Une lutte qui nous concerne tous,pas seulement les intellectuels
C’est dans un grand tintamarre médiatique que le théologien et essayiste Rib Riemer a présenté la semaine dernière son livre L’éternel retour du fascisme.

Article mis en ligne le 4 mai 2017
dernière modification le 18 juin 2017

Une lutte qui nous concerne tous,pas seulement les intellectuels
C’est dans un grand tintamarre médiatique que le théologien et essayiste Rib Riemer a présenté la semaine dernière son livre L’éternel retour du fascisme. Riemer était déjà intervenu dans le débat public en établissant un parallèle explicite entre la montée du fascisme au siècle dernier et le soutien politique croissant dont jouissent le Parti de la Liberté (PVV) et ses idées racistes. Avec ce livre, il veut que le public prenne conscience de ce qui se déroule actuellement au sein de la société néerlandaise. « Nous avons besoin que davantage de gens se réveillent », a-t-il expliqué à la télévision. Mais qui, exactement, veut-il réveiller ? Et par qui et par quoi faudrait-il commencer ? L’essai philosophique de Riemer est présenté en grande pompe comme une polémique politique, mais le résultat final correspond-t-il vraiment aux prétentions de l’auteur ? Quel est le but de ce manifeste politique élitiste ? Et qui est exactement l’auteur ?

Différents médias ont cité un extrait du livre de Riemer qui figure également sur la quatrième de couverture, et résume brièvement son argument central : « Geert Wilders et son mouvement incarnent le prototype du fascisme contemporain. Ils ne sont donc que la conséquence politique logique d’une société où nous sommes tous responsables. Ce fascisme contemporain est à son tour le résultat de partis politiques qui renient leurs propres idées, d’intellectuels qui cultivent un nihilisme paresseux, d’universités qui ne méritent pas leur nom, d’entreprises cupides et de médias qui sont des ventriloques et non des miroirs critiques pour les citoyens. Ces élites corrompues cultivent un vide spirituel au sein duquel le fascisme peut croître de nouveau. » (P. 59.)

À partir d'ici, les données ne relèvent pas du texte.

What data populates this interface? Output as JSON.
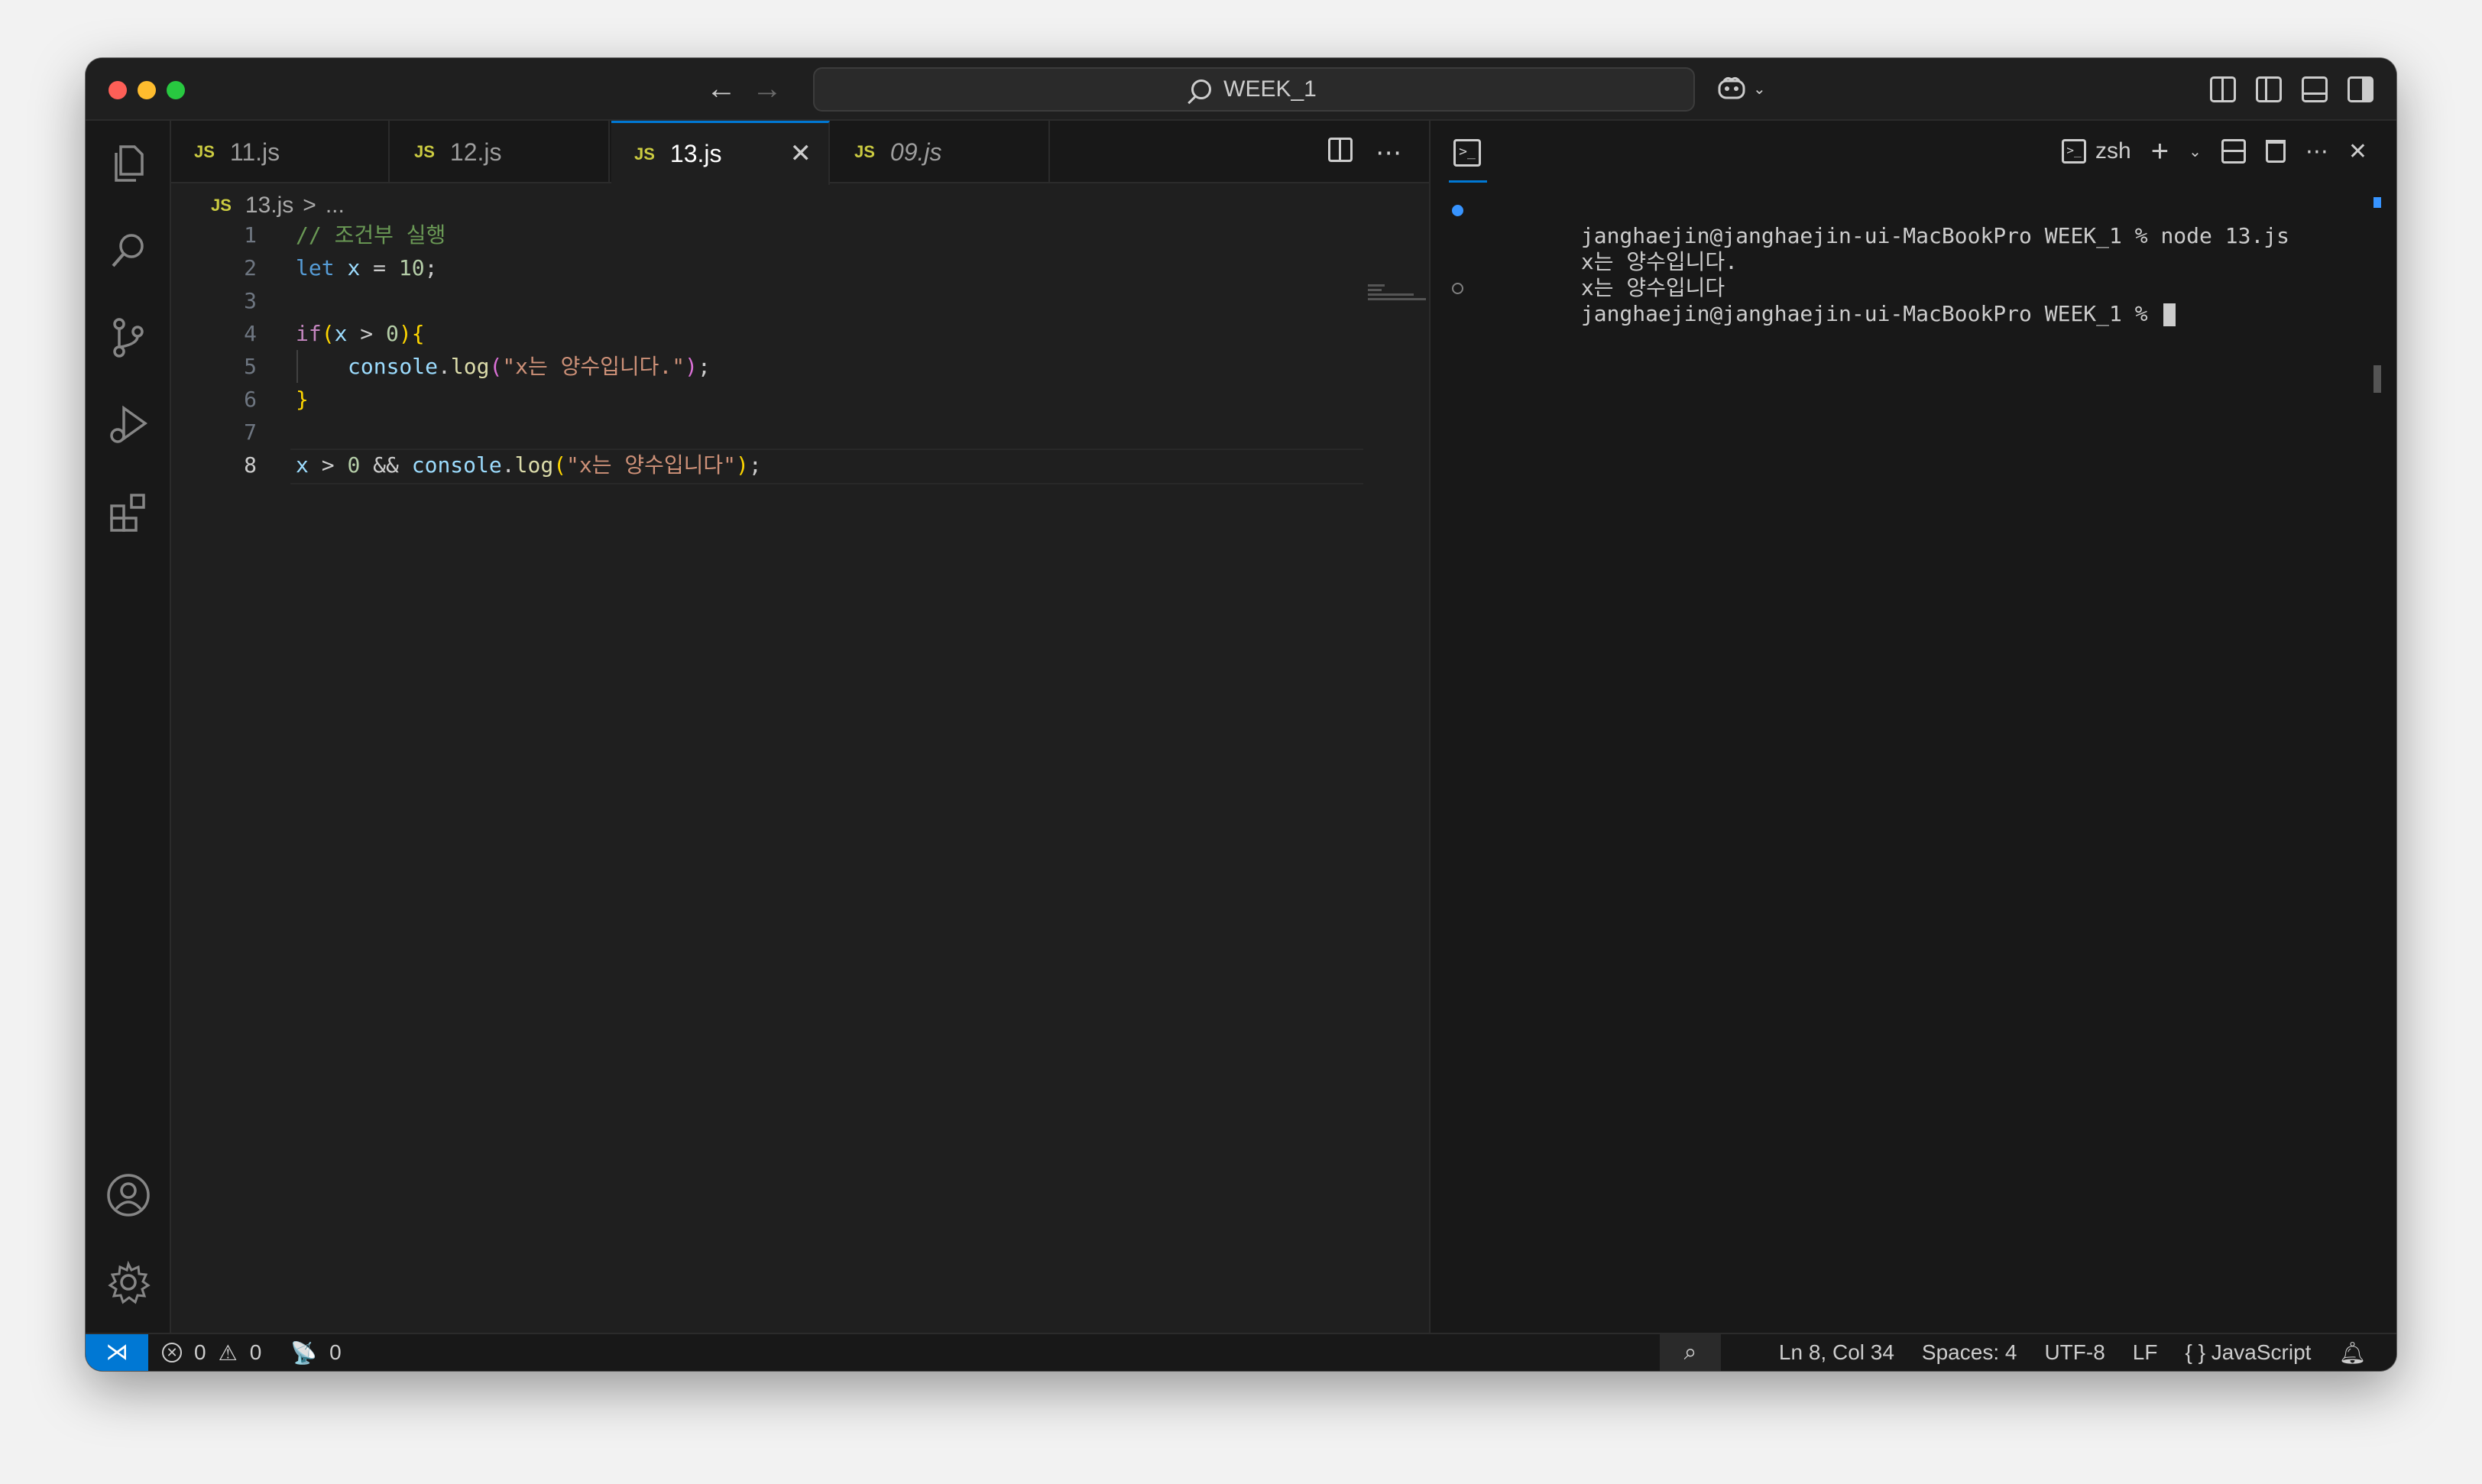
{
  "titlebar": {
    "search_label": "WEEK_1",
    "back_glyph": "←",
    "forward_glyph": "→"
  },
  "tabs": [
    {
      "label": "11.js",
      "icon": "JS"
    },
    {
      "label": "12.js",
      "icon": "JS"
    },
    {
      "label": "13.js",
      "icon": "JS",
      "active": true
    },
    {
      "label": "09.js",
      "icon": "JS",
      "italic": true
    }
  ],
  "breadcrumb": {
    "icon": "JS",
    "file": "13.js",
    "separator": ">",
    "rest": "..."
  },
  "editor": {
    "line_numbers": [
      "1",
      "2",
      "3",
      "4",
      "5",
      "6",
      "7",
      "8"
    ],
    "lines": {
      "l1_comment": "// 조건부 실행",
      "l2_kw": "let",
      "l2_var": "x",
      "l2_op": " = ",
      "l2_num": "10",
      "l2_end": ";",
      "l4_kw": "if",
      "l4_open": "(",
      "l4_var": "x",
      "l4_op": " > ",
      "l4_num": "0",
      "l4_close": ")",
      "l4_brace": "{",
      "l5_obj": "console",
      "l5_dot": ".",
      "l5_fn": "log",
      "l5_open": "(",
      "l5_str": "\"x는 양수입니다.\"",
      "l5_close": ")",
      "l5_end": ";",
      "l6_brace": "}",
      "l8_var": "x",
      "l8_op1": " > ",
      "l8_num": "0",
      "l8_op2": " && ",
      "l8_obj": "console",
      "l8_dot": ".",
      "l8_fn": "log",
      "l8_open": "(",
      "l8_str": "\"x는 양수입니다\"",
      "l8_close": ")",
      "l8_end": ";"
    }
  },
  "terminal": {
    "shell": "zsh",
    "prompt_1": "janghaejin@janghaejin-ui-MacBookPro WEEK_1 % node 13.js",
    "output_1": "x는 양수입니다.",
    "output_2": "x는 양수입니다",
    "prompt_2": "janghaejin@janghaejin-ui-MacBookPro WEEK_1 % "
  },
  "statusbar": {
    "errors": "0",
    "warnings": "0",
    "ports": "0",
    "cursor_pos": "Ln 8, Col 34",
    "spaces": "Spaces: 4",
    "encoding": "UTF-8",
    "eol": "LF",
    "language": "JavaScript",
    "language_icon": "{ }"
  },
  "colors": {
    "accent": "#0078d4",
    "js_icon": "#cbcb41",
    "terminal_dot": "#3794ff"
  },
  "icons": [
    "explorer-icon",
    "search-icon",
    "source-control-icon",
    "run-debug-icon",
    "extensions-icon",
    "account-icon",
    "gear-icon",
    "copilot-icon",
    "bell-icon",
    "zoom-icon",
    "remote-icon"
  ]
}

Son principal argument est d’une portée très restreinte. Puisant dans les écrits de penseurs et de romanciers du XIXe siècle et XXe siècles (Thomas Mann, Albert Camus, Primo Levi, Theodor Adorno, Max Scheler, Friedrich Nietzsche, Johann Wolfgang von Goethe et Alexis de Tocqueville) Riemer en arrive à une conclusion quelque peu déconcertante : une « crise de civilisation » se serait produite dans les années 1930, et aurait permis au fascisme de se développer pleinement ; l’élite culturelle, à ce moment-là, n’aurait pas su résister et réagir à cette destruction de la culture et de la civilisation et aurait ainsi créé un terrain fertile pour le fascisme. Aujourd’hui, nous vivrions une crise de même importance dont l’élite culturelle serait donc en partie coresponsable.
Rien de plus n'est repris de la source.